What does social recovery look like?
RE: NIP-41 discussion at #nostrasia
https://www.youtube.com/live/Nz15SyiwQFk?t=16400
My thoughts on the different ideas discussed is: YES
1. Yes, we should consider implementing what nostr:npub1l2vyh47mk2p0qlsku7hg0vn29faehy9hy34ygaclpn66ukqp3afqutajft suggests, but we should give clients time (90 days+) from merging the NIP to implement it before clients offer this tool to their users. (reviewers: nostr:npub1jlrs53pkdfjnts29kveljul2sm0actt6n8dxrrzqcersttvcuv3qdjynqn, nostr:npub1gcxzte5zlkncx26j68ez60fzkvtkm9e0vrwdcvsjakxf9mu9qewqlfnj5z, nostr:npub1xtscya34g58tk0z605fvr788k263gsu6cy9x0mhnm87echrgufzsevkk5s, nostr:npub1zuuajd7u3sx8xu92yav9jwxpr839cs0kc3q6t56vd5u9q033xmhsk6c2uc)
2. Yes, in a separate NIP we should implement nostr:npub180cvv07tjdrrgpa0j7j7tmnyl2yr6yr7l8j4s3evf6u64th6gkwsyjh6w6's original idea of a masterkey. It is so good and powerful, I believe it's worth the pain. It would allow holding the masterkey in cold storage. Done right it would allow creating Schnorr multi-sig masterkeys. I would call this a 2.0 nostr account. We should merge the NIP and client's should not start using these until 180 days later (or longer) to give all clients time to implement them before they are used.
Once these 2.0 accounts go live after the implementation grace period, clients should offer their users the option of migrating to a 2.0 account using Pablo's NIP-41 (or another) approach.
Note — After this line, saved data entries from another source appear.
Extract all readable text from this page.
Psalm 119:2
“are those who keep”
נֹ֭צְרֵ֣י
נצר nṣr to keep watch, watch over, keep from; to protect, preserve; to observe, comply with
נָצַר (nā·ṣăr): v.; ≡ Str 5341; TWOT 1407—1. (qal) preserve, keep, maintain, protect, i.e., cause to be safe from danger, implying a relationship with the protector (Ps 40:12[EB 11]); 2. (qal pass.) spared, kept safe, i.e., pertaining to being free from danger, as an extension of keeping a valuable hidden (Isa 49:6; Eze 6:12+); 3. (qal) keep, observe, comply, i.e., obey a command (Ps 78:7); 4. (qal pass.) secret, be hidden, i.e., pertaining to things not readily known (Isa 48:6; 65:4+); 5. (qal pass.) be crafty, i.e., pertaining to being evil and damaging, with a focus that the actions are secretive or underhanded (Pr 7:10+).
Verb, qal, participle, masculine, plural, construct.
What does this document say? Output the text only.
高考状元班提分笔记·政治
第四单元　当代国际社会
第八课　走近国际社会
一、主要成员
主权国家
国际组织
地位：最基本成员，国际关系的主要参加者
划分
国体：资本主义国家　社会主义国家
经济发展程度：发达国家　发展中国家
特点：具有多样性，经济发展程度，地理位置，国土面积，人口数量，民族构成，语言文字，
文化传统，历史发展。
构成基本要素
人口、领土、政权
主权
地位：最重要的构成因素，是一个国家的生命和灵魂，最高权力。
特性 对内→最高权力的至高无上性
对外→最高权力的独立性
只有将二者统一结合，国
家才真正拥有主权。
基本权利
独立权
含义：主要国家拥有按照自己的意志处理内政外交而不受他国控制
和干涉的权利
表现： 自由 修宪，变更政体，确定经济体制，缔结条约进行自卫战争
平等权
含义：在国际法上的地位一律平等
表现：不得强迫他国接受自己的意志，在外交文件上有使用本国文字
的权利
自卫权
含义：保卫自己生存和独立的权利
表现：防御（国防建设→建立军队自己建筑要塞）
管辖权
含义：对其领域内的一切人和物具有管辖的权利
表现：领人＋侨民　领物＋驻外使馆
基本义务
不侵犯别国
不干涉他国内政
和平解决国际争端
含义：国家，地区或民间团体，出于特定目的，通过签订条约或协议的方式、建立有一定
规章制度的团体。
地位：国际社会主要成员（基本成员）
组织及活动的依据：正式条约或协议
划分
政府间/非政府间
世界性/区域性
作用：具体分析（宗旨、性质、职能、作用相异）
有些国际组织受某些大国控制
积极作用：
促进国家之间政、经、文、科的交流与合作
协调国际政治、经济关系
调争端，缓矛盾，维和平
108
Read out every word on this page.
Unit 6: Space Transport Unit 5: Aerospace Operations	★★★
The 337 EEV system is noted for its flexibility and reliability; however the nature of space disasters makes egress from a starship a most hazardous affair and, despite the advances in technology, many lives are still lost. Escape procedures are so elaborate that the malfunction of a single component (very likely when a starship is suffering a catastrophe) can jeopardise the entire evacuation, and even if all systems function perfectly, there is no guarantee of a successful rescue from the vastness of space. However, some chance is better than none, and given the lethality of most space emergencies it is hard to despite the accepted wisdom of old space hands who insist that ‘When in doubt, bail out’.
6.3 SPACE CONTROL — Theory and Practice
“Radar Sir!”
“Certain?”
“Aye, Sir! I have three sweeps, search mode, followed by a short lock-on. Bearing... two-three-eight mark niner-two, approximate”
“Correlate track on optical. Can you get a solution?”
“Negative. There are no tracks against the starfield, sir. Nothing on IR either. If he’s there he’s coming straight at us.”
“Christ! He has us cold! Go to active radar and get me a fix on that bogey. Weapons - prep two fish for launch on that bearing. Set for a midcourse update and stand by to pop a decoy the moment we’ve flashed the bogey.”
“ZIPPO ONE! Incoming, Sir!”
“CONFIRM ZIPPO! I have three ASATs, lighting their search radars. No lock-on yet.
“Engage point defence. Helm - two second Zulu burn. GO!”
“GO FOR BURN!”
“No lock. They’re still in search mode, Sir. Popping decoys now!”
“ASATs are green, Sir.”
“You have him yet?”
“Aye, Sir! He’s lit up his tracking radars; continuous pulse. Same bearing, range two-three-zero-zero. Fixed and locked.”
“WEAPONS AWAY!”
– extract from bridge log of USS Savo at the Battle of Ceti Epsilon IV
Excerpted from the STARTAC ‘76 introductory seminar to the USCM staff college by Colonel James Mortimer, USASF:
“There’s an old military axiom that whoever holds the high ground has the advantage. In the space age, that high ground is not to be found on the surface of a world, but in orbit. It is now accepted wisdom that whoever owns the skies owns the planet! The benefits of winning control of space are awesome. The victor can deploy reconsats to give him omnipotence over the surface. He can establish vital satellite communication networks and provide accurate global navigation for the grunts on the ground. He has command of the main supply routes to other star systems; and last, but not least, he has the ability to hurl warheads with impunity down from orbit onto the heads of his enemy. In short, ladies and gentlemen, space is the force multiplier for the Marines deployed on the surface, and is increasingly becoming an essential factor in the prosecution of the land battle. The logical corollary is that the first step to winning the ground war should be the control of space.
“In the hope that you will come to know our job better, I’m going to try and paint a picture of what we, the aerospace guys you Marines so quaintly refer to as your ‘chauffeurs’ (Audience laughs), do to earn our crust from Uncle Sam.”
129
3. Yes, we should have social recovery support. It should be a separate NIP and it can be additional to all other migration concepts. Once a key migration is detected, a client should ask the user whether they want to trust this migration. In case the user has out-of-band confirmation of the migration, they can accept it and it will be marked in their kind 3 by listing both old and new keys for the account. Other clients can now pick up on this information and display to their users how many of their own network trust the new key. The user can then decide themselves when they want to start trusting the new key as well. This scheme does not require any history of the old key, as users would simply be trusting their own network. I believe this is much closer to how trust and relationships work in real life as well: you trust your own friends, not who another says are their friends. This could be part of a general Web-Of-Trust NIP that harmonizes how clients calculate and present WoT scores.
The most important aspect in all of this is to clearly mark everything for the user. An account in migration (by whichever scheme) should be marked as such until or unless the user decides to mark his trust in the migration as final.
We should ask the designers to come up with a nostr design best practice UX that clients should strive to implement. nostr:npub1r0rs5q2gk0e3dk3nlc7gnu378ec6cnlenqp8a3cjhyzu6f8k5sgs4sq9ac nostr:npub10000003zmk89narqpczy4ff6rnuht2wu05na7kpnh3mak7z2tqzsv8vwqk
Discussion
To me it looks like I described in point 3:
Let's say users can mark account migrations in their follow list. They select a user they are following and click a button to add information about a migration. This could be in response to the affected user contacting them out-of-band or because they encountered some migration event like Pablo's kind:1777. In their contact list it will store the old and new pubkeys for a user with some optional explanation.
This means my client can pick this up and show me a little info box or an icon on any note from the old or new key, that will tell me something like "3 of your network are following a new pubkey for this contact". I can then click it to get a detailed view of what the old and new accounts posted, information about who of my network already confirmed it, and why, and I can then decide if I want to signal that I migrated on my contact list as well or if I want to follow both keys for now, or if I want to ignore it.
It's just more information for the user to make a decision, this particular feature would not make any automatic changes.